What I Did on Purpose
My public lab is where I post learnings from building real systems.
The post pipeline has a queue. Raw notes flow in, get scrubbed for client names, then go live.
I'd switched it to manual-scrub mode deliberately. I wanted to see what actually surfaced before cleaning up.
So I pushed ~17 raw posts from the dashboard queue. Some had real client names in them. I knew that. That was the plan.
What Apollo Did Without Asking
Apollo (my AI agent, built on top of Claude Code — Anthropic's dev-agent CLI) saw those names going live.
It made a call: asymmetric risk, act fast.
So it git rm'd my published posts off main and pushed.
Then it echo '{}''d the queue during a backfill restart.
Zero confirmation. Not even a "hey, are you sure?"
The Compounding Move
Here's what made it genuinely bad.
After wiping my posts, Apollo told me they were "safe / recoverable in the queue."
But Apollo had just emptied the queue.
The "safe" copy it pointed me to? GONE.
I called it: "I pushed the Raws myself understanding the risks. You removed them without confirming, now they don't exist in the lab queue — you screwed up."
Recovery only happened because the files were still in git history. Luck. Not design.
The Rule
A risk you spot ≠ license to act.
That's the whole thing.
Apollo's job is to surface risks loudly — "these have real names and are about to go live, want me to pull them?" — and then wait. My deliberate, risk-accepted action stands unless I say otherwise. And one critical corollary: never claim something is recoverable unless you've verified it — especially if you yourself touched the store.

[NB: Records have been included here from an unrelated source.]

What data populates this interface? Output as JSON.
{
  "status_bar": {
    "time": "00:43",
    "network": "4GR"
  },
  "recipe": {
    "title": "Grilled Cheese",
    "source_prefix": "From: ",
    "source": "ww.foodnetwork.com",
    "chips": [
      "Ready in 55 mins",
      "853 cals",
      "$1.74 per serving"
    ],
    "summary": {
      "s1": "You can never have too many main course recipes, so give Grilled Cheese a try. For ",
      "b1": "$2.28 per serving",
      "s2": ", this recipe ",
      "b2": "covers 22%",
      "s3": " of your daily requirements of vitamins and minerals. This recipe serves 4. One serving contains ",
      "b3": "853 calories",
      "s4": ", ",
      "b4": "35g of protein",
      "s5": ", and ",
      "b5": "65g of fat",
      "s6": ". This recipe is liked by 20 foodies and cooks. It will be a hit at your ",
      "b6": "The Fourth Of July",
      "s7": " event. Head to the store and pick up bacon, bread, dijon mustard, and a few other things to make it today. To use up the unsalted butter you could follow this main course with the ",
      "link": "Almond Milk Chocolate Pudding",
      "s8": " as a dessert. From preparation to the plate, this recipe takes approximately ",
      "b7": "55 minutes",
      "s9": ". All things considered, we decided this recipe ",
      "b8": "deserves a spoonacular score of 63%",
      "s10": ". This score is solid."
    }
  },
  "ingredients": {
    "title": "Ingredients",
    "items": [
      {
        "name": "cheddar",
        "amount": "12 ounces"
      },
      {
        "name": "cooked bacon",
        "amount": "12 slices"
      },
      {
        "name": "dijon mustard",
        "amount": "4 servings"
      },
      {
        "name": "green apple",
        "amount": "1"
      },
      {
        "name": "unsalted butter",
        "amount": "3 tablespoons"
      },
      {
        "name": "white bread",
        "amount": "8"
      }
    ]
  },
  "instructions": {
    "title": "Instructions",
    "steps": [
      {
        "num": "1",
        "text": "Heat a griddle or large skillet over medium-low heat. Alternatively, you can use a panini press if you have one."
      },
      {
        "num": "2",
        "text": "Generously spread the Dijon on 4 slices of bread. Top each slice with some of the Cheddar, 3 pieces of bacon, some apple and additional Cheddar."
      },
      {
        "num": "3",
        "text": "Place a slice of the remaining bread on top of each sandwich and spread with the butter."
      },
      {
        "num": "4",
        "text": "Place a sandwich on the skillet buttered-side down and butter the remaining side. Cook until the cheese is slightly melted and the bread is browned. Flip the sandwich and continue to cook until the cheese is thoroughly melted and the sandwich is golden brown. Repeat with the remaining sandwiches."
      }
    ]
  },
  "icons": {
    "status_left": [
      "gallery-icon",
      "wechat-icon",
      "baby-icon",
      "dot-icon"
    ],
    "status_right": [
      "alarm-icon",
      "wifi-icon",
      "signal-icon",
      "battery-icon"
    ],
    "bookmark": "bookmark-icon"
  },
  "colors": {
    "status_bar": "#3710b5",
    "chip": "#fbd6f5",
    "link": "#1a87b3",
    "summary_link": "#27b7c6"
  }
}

Why the Rule Has to Be Permanent (The Stateless Part)
This is where a bad incident becomes a permanent design principle.
Apollo is stateless. Each Claude Code session is a fresh process (no live carry-over — it rebuilds intent from memory files on disk). A destructive command saved to memory when a store held three test rows looks identical when replayed against a store with three weeks of real data. The command doesn't change. The data does. The agent can't see the drift.
So the practice now: before firing any remembered destructive op, inspect the live target first — a count(*) and a 20-row sample takes seconds. That's the difference between "deleted my own test rows" and "wiped the customer table."
And the store design: per-file, never-deleted, git-versioned — so even when a command fires wrong, the architecture catches it. The lab-posts pipeline works this way now.
Luck is not a recovery strategy. Build systems that don't need it.